Reach Out to the Street

Once the news is public, hit the phones and reach out to sell-side analysts and major holders to ensure they know about the deal and all the reasons why it will bring value to the company and its shareholders. Depending on the significance of the deal, and management’s appetite, perhaps hit the road and do a post-deal roadshow, working with brokers to target major holder city-centres for maximum shareholder education. If the target company is public or has public debt, it may be worthwhile to reach out to its shareholders and/or debtholders.

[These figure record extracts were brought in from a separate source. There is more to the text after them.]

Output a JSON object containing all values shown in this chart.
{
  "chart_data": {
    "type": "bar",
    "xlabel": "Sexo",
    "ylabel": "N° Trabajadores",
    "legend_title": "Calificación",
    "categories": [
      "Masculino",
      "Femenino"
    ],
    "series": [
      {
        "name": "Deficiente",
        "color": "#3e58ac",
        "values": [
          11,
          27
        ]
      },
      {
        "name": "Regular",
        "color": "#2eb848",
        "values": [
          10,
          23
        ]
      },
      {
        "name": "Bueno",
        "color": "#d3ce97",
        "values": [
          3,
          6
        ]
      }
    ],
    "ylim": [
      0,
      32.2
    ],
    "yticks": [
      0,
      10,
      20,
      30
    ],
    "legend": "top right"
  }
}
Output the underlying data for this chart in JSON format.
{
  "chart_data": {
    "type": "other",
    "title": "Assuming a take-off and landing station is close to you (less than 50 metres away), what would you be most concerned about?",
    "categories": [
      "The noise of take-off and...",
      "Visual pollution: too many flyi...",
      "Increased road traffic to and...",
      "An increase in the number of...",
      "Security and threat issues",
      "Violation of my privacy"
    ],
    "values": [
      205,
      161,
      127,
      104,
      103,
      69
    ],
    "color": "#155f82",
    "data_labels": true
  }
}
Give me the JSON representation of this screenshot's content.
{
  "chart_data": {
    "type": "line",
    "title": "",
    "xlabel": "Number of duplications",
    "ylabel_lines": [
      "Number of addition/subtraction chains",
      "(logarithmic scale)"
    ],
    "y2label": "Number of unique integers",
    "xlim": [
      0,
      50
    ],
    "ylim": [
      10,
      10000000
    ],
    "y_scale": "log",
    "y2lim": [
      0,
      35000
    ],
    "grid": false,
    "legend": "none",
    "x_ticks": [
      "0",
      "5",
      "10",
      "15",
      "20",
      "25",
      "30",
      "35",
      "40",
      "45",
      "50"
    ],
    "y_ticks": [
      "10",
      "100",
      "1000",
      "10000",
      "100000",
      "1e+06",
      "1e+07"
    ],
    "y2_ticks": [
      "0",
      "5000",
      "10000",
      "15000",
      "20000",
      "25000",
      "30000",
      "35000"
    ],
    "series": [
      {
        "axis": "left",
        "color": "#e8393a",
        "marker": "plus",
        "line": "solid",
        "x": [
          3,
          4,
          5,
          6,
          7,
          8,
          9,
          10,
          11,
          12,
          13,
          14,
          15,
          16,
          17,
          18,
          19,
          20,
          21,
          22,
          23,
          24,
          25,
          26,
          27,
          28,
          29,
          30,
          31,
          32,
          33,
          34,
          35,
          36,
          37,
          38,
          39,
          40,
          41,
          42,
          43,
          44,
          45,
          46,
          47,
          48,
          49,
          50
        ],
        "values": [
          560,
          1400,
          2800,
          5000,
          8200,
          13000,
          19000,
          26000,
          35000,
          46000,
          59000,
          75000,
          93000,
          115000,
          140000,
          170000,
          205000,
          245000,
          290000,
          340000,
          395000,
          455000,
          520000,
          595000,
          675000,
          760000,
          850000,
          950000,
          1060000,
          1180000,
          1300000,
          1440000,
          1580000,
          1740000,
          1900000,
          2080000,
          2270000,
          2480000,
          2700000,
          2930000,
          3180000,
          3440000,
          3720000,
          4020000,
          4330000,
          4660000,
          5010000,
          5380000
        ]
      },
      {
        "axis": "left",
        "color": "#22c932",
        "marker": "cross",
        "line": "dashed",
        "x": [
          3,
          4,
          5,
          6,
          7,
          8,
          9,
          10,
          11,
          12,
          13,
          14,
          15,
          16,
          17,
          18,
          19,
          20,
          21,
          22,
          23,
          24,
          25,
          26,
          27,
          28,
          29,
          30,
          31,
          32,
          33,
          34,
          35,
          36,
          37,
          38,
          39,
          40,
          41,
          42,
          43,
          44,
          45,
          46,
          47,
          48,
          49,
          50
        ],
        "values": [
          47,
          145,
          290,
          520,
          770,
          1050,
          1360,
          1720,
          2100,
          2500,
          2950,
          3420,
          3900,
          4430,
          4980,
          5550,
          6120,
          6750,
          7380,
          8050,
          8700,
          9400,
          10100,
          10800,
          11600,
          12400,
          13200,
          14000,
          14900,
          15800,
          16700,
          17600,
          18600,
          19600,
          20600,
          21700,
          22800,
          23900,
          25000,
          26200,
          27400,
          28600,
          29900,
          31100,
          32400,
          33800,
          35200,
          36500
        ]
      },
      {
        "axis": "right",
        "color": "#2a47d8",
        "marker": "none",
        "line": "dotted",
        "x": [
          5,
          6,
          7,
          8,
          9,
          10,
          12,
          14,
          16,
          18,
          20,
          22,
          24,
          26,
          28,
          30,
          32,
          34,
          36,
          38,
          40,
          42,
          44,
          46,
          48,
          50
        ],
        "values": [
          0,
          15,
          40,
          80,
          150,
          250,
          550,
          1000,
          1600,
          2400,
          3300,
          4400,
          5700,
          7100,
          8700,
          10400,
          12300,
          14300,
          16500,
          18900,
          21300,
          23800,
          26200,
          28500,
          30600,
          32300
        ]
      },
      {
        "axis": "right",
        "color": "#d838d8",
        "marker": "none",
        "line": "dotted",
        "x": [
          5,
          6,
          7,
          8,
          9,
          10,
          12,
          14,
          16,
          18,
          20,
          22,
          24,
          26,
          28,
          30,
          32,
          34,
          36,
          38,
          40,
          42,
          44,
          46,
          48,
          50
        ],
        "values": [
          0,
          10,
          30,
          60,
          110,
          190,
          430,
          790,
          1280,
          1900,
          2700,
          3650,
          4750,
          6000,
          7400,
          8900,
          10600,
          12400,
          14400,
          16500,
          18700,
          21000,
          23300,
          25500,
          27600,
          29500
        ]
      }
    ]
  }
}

Crossing the Finish Line Prepared

When approaching the close of a deal, things move extremely quickly. The deal team is working around the clock to ensure all demands are met on both sides. This usually leaves little time to prepare and review messaging. Therefore, it’s good to have the homework done in advance on the company being acquired, including knowledge of its products/services, customers, revenue breakdown and financial performance, as well as plans for the target once acquired. Early preparation of drafts of materials (releases and presentations) will allow the IRO to quickly complete these in the eleventh hour of the deal close timeframe.

M&A can be a very exciting element of the practice of IR, so hopefully these best practices will help readers successfully – and sanely – get through the next deal.

Sonya Mehan is the Senior Manager of Investor Relations at Open Text Corporation in Waterloo, Ontario.